Tuesday, October 4, 2011

It was ever thus

A good piece by Brendan O'Neill in which he lambasts the stupid, spoilt rich kids who are running Occupy Wall Street. But his idea that this is something new is peculiar. What of the various protests of the sixties? Were they really working class or particularly well supported by the majority of working people? Not in the West. What of the silly anarchists of West Berlin, a movement that eventually morphed into the Baader-Meinhof gang? Hardly working class?

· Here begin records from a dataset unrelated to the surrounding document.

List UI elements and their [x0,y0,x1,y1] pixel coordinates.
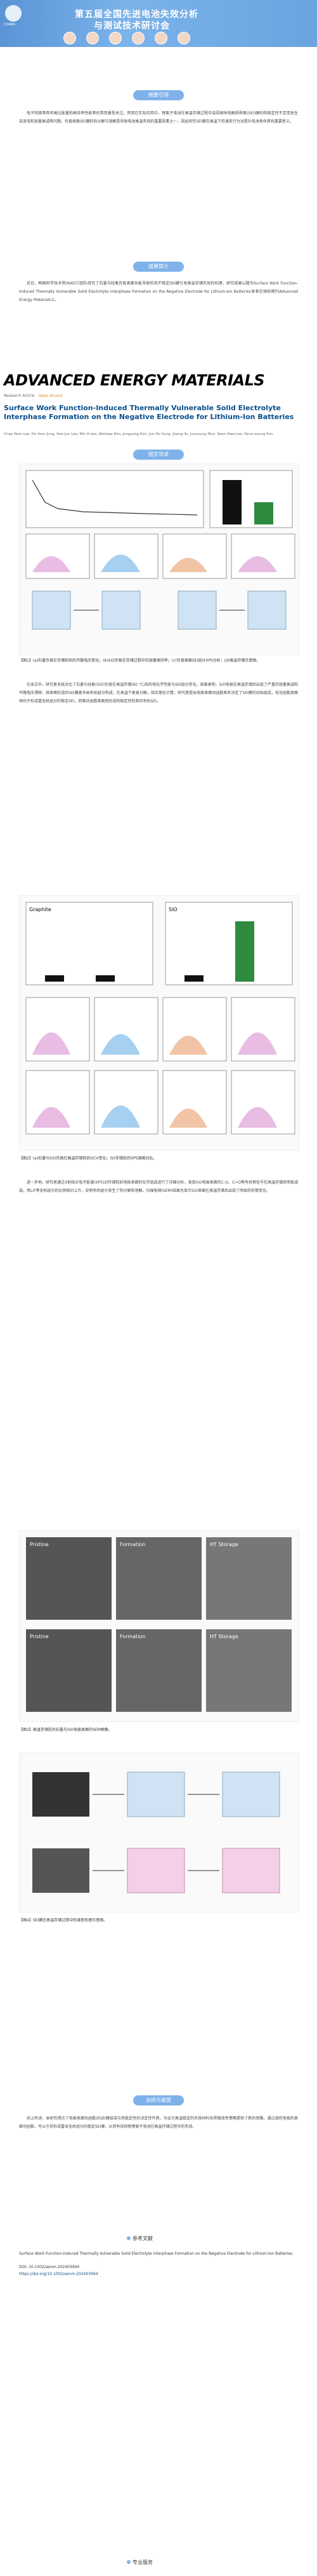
figure-4-graphic [32,1772,280,1893]
more-services-heading: 专业服务 [127,2559,153,2566]
speaker-photo [155,32,167,44]
article-type: Research Article [4,394,35,398]
banner-title-line1: 第五届全国先进电池失效分析 [75,10,198,20]
banner-title-line2: 与测试技术研讨会 [94,21,170,31]
open-access-badge: Open Access [38,394,63,398]
reference-link[interactable]: https://doi.org/10.1002/aenm.202403994 [19,2272,98,2276]
reference-text: Surface Work Function-Induced Thermally … [19,2252,293,2256]
graphite-label: Graphite [29,907,51,912]
figure-2-caption: 【图2】(a)石墨与SiO负极在高温存储前后OCV变化；(b)存储后的XPS谱图… [19,1156,157,1161]
figure-4-caption: 【图4】SEI膜在高温存储过程中的演变机理示意图。 [19,1918,108,1923]
article-meta: Research Article Open Access [4,394,63,398]
org-logo [5,5,22,22]
figure-1 [19,464,299,655]
figure-3: Pristine Formation HT Storage Pristine F… [19,1530,299,1722]
speaker-photo [109,32,122,44]
section-title-summary: 总结与展望 [133,2095,184,2106]
speaker-photo [178,32,190,44]
logo-text: CSAMA [4,23,15,27]
figure-3-graphic: Pristine Formation HT Storage Pristine F… [26,1537,292,1712]
figure-4 [19,1752,299,1912]
sem-label-ht-1: HT Storage [210,1542,238,1547]
paper-authors: Chae Yeon Lee, Ho Yoon Jung, Hee Jun Lee… [4,432,273,436]
sem-label-formation-1: Formation [120,1542,145,1547]
journal-name: ADVANCED ENERGY MATERIALS [4,371,265,389]
figure-2-graphic: Graphite SiO [25,902,295,1135]
sem-label-pristine-2: Pristine [30,1634,49,1639]
paragraph-research: 近日，韩国科学技术院(KAIST)团队研究了石墨与硅氧负极表面功能导致的热不稳定… [19,281,298,302]
header-banner: CSAMA 第五届全国先进电池失效分析 与测试技术研讨会 [0,0,317,47]
bullet-icon [127,2236,131,2240]
speaker-photo [86,32,99,44]
figure-1-graphic [25,470,295,630]
sio-label: SiO [169,907,178,912]
figure-3-caption: 【图3】高温存储前后石墨与SiO电极表面的SEM图像。 [19,1728,112,1732]
sem-label-pristine-1: Pristine [30,1542,49,1547]
figure-2: Graphite SiO [19,895,299,1151]
references-heading: 参考文献 [127,2235,153,2242]
bullet-icon [127,2560,131,2564]
figure-1-caption: 【图1】(a)石墨负极在存储前后的开路电压变化；(b)SiO负极在存储过程中的容… [19,658,261,663]
paragraph-discussion-2: 进一步地，研究者通过X射线光电子能谱(XPS)对存储前后电极表面的化学组成进行了… [19,1180,298,1193]
paper-title: Surface Work Function-Induced Thermally … [4,404,294,421]
speaker-photos [63,32,190,44]
paragraph-summary: 综上所述，本研究揭示了电极表面功函数对SEI膜组成与热稳定性的决定性作用，为设计… [19,2116,298,2129]
speaker-photo [132,32,145,44]
section-title-figures: 图文导读 [133,450,184,460]
paragraph-intro: 电子阳极等具有高比能量和高倍率性能等优势而备受关注。然而在实际应用中，锂离子电池… [19,111,298,124]
sem-label-formation-2: Formation [120,1634,145,1639]
reference-doi: DOI: 10.1002/aenm.202403994 [19,2265,80,2269]
sem-label-ht-2: HT Storage [210,1634,238,1639]
section-title-background: 摘要引领 [133,90,184,100]
section-title-research: 成果简介 [133,262,184,272]
paragraph-discussion-1: 在本文中，研究者系统对比了石墨与硅氧(SiO)负极在高温存储(60 ℃)后的电化… [19,683,298,704]
speaker-photo [63,32,76,44]
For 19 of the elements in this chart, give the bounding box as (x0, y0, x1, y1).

Does he really think there is something peculiarly novel about this:
Occupy Wall Street claims to be a mass workers’ movement, but it’s nothing of the sort. It is in fact a tiny, self-selected group of self-righteous, mostly middle-class activists who have failed to win over large sections of the American public to their “cause” – which isn’t surprising when you consider that on the rare occasion that these trendy banker-bashers talk about the American public, they do so with a metaphorical peg on their snouts. An article on the Occupy Wall Street website claims “the working class in this country has been brainwashed by MSM, Fox News and the Right-wing propaganda machine”. It says everyday Americans, being stupid, do not understand what socialism is, because “they have been emotionally brainwashed against it”. And so it falls to the cool, fashionable, oh-so-enlightened activists of Occupy Wall Street to help “de-programme people against the brainwashing they’ve experienced”. That is, the oiks must be re-educated by the hipsters. The little people must have their minds cleaned out by their moral and fashion superiors. Occupy Wall Street mashes together the outlook of Kim Jong-Il with the politics of Susan Sarandon, giving rise to a weirdly hippyish yet authoritarian gathering of slackers-cum-elitists.
There was this chap called Lenin who, following in the footsteps of Marx, Engels, Chernyshevsky and Plekhanov, proclaimed that the working class could not possibly sort out its own problems and trade unions were merely distractions from the real revolution. What was needed was a vanguard of middle class (or classless, as he preferred to call them) revolutionaries who formed a party, created a revolution and led the working class to the bright future, incidentally murdering, torturing and impoverishing them. The only difference is that this bunch of nonsensical lay-abouts will not get to lead a revolution.


  1. Not sure.

    Whilst your essential point that Socialists have always been elitists is true, there is an increasing incoherence about the left.

    I mean, these are the proposed demands from "Wall Street"


  2. The incoherence of the non-Marxist, non-working class, non-religious (the roots of English socialism) left is extraordinary and Brendan O'Neill finds that offensive as do I, though I also find it amusing.